Perhaps Eiseman wasn’t the smartest choice for my first true backcountry excursion. Since it was built in 1996, powder junkies have sought out the steep terrain and snow-filled couloirs easily accessible from the front door. I’d always been more of a resort skier—a solid intermediate. But the eight guys I was with (one of whom has led group tours up Mt. Rainier) were all avalanche-trained, advanced skiers and snowboarders, and they convinced my best friend and me that we had the mettle to reach the hut.
The day started off easy enough. We geared up with our alpine touring skis and set off on a cat track–like snowmobile path before cutting right a mile or so in to start our ascent. After hours of endless switchbacking up-up-up, I lost focus on being blissfully lost in the Colorado backcountry—because I realized we actually were lost, having gone about a mile out of our way before finding the correct trail again. (Perhaps we should have taken the other, slightly shorter route up Spraddle Creek Trail.) By the time we reached the hut, I had just enough energy to eat the spaghetti we cooked and down some Advil with snowmelt water we’d boiled. I soon passed out on a window seat, warmed by the wood-burning stove.

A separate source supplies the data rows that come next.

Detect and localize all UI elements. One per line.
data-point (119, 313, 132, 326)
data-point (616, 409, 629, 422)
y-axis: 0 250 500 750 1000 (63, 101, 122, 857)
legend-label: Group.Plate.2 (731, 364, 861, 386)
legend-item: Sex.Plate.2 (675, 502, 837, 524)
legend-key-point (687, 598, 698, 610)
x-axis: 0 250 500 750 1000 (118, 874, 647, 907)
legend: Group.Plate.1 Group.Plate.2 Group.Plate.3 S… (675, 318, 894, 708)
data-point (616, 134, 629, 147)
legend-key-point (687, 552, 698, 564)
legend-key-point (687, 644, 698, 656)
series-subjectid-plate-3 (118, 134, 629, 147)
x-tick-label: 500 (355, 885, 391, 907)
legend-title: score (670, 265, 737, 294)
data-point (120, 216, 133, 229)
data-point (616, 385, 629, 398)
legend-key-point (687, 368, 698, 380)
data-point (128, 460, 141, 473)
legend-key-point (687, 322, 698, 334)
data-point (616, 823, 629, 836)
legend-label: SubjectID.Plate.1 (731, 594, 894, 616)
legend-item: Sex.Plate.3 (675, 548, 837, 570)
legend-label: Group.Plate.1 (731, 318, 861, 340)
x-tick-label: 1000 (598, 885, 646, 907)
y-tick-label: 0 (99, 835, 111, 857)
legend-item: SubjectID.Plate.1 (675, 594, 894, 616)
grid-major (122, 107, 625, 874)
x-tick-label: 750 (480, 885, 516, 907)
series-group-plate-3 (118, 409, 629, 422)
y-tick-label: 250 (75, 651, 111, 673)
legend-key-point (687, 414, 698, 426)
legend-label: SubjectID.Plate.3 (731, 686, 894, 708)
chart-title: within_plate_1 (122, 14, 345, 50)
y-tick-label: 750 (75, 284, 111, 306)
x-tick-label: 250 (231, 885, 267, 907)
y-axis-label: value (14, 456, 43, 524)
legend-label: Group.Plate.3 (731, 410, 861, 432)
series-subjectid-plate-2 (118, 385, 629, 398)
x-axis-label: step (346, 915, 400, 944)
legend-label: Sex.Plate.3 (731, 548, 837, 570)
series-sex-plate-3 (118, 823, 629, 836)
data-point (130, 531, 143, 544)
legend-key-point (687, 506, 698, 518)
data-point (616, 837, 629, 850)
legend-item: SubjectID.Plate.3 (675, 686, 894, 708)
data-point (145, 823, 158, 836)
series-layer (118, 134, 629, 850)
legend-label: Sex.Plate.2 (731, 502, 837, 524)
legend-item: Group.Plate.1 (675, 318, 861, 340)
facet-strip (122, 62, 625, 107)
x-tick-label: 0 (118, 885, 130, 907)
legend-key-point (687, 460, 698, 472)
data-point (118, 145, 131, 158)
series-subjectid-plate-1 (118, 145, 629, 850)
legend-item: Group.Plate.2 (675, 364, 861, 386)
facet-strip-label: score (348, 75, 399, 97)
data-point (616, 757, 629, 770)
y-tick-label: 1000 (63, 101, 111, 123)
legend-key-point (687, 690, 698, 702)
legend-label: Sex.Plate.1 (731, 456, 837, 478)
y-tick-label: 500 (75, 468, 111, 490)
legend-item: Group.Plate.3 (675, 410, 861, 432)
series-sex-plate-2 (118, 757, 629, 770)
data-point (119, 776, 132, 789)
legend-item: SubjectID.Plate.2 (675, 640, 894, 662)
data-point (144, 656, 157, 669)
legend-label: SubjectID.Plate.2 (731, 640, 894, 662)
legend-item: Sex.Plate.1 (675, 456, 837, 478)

The next day, with avalanche danger high because of the still-falling snow, some of us stayed in, relishing the solitude, reading novels, and playing cards. Others—armed with shovels, beacons, and probes—were rewarded with thigh-deep powder on a steep face a short hike from the cabin.
Our route home took us down a powder-filled slope (comparable to a black diamond run) followed by an easy downhill skinning section and a difficult tree portion before we reached the snowmobile track we’d started out on. I put down my pack and thought about what I’d learned over the previous 48 hours. First, I discovered that getting up after falling with a 20-pound pack on is no easy feat without a helping hand to pull you back up. Second, I realized I did in fact have the grit necessary to reach Eiseman. And finally, I learned that in the future I would opt for an easier (read: shorter)hut trip. But as I rested on the snow for a moment, pack on the ground, I also knew there would definitely be a next time—Colorado’s backcountry being too alluring to ignore. Sitting there, I let the contentedness wash over me and finally saw the beauty of my surroundings. —Daliah Singer
IF YOU GO
Setup: The cabin sleeps 16. There is a communal sleeping area with 12 single beds; two private bedrooms with double beds; a small loft; and a large living area, kitchen, dining room, mudroom, and outhouse.
Hut-Specific Pack List: Waterproof hut slippers, oil for cooking, hand sanitizer, and
To-Do List: Alpine touring; backcountry skiing and snowboarding; snowmobiling (the vehicles are not allowed within five miles of the hut).
Getting There: Take I-70 west to Exit 176 (Vail). At the roundabout, follow North Frontage Road (the sign also says “West Vail”). Continue on the road as it switchbacks up the hill until you reach Red Sandstone Creek trailhead. You can park one mile before the trailhead in a parking area.